Opting out of the 48-hour week

[ch 4: page 113]

The regulations allow individuals to opt out of the 48-hour limit. Any opt-out agreement must be entirely voluntary and must be in writing. The employer must keep records of any employees who opt out. An opt-out cannot be agreed through a collective agreement. Instead, each worker must freely agree to opt-out with full knowledge of the facts. Workers can opt back in at any time by giving notice of not less than seven days and not more than three months, depending on what their contract says. As part of its, It’s about time campaign against long hours, the TUC has produced a model letter for workers to use to opt back in to the 48-hour week.

An individual who refuses to opt out cannot be treated less favourably as a result of that decision. A worker who suffers a detriment (for example, being refused a promotion or a pay rise) for refusing to opt out can bring a claim in an employment tribunal. However, it is not a detriment for an employer to have a policy of refusing voluntary overtime to any worker who refuses to sign an opt-out agreement:

Mr Nicolaou was a bus driver who refused to sign a 48-hour opt-out agreement. His employer, Arriva buses, introduced an “across-the-board” policy that no driver who refused to sign an opt-out agreement would be allowed any voluntary overtime.

The EAT said the new policy was not a breach of the Working Time Regulations (WTR). Not allowing Nicolaou overtime was not a detriment suffered as a result of opting out of the 48-hour week. Instead, the policy was a reasonable response to the need to avoid a breach of the WTR.

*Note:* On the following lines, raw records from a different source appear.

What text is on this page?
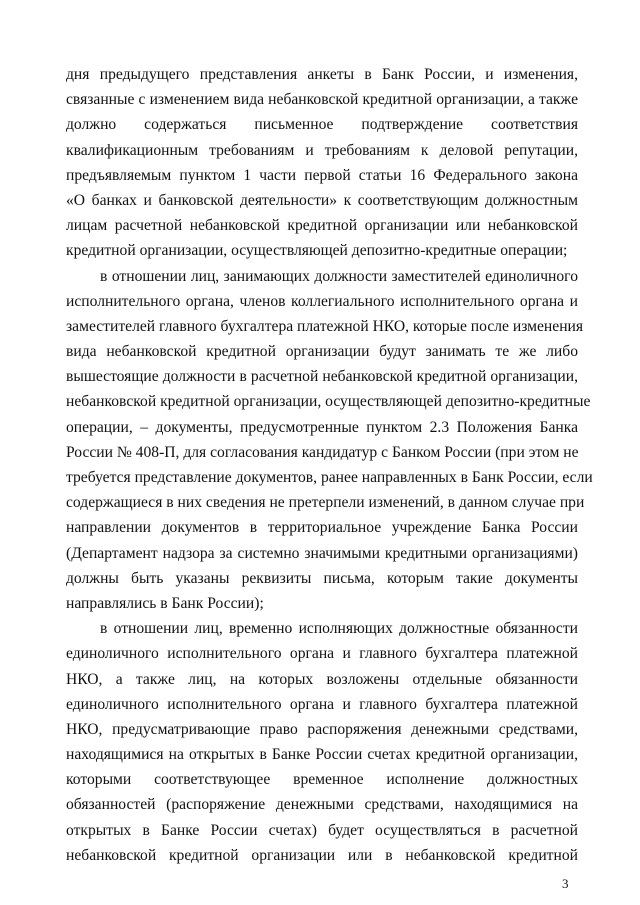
дня предыдущего представления анкеты в Банк России, и изменения,
связанные с изменением вида небанковской кредитной организации, а также
должно содержаться письменное подтверждение соответствия
квалификационным требованиям и требованиям к деловой репутации,
предъявляемым пунктом 1 части первой статьи 16 Федерального закона
«О банках и банковской деятельности» к соответствующим должностным
лицам расчетной небанковской кредитной организации или небанковской
кредитной организации, осуществляющей депозитно-кредитные операции;
в отношении лиц, занимающих должности заместителей единоличного
исполнительного органа, членов коллегиального исполнительного органа и
заместителей главного бухгалтера платежной НКО, которые после изменения
вида небанковской кредитной организации будут занимать те же либо
вышестоящие должности в расчетной небанковской кредитной организации,
небанковской кредитной организации, осуществляющей депозитно-кредитные
операции, – документы, предусмотренные пунктом 2.3 Положения Банка
России № 408-П, для согласования кандидатур с Банком России (при этом не
требуется представление документов, ранее направленных в Банк России, если
содержащиеся в них сведения не претерпели изменений, в данном случае при
направлении документов в территориальное учреждение Банка России
(Департамент надзора за системно значимыми кредитными организациями)
должны быть указаны реквизиты письма, которым такие документы
направлялись в Банк России);
в отношении лиц, временно исполняющих должностные обязанности
единоличного исполнительного органа и главного бухгалтера платежной
НКО, а также лиц, на которых возложены отдельные обязанности
единоличного исполнительного органа и главного бухгалтера платежной
НКО, предусматривающие право распоряжения денежными средствами,
находящимися на открытых в Банке России счетах кредитной организации,
которыми соответствующее временное исполнение должностных
обязанностей (распоряжение денежными средствами, находящимися на
открытых в Банке России счетах) будет осуществляться в расчетной
небанковской кредитной организации или в небанковской кредитной
3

Regulation 4(2) of the WTR obliges employers to “take all reasonable steps, in keeping with the need to protect the health and safety of workers, to ensure that the [48 hour limit] is complied with”. Arriva did not intend to force Nicolaou to sign an opt-out agreement, or to punish him for not opting out. Instead, the refusal of overtime was a consequence of implementing a reasonable policy.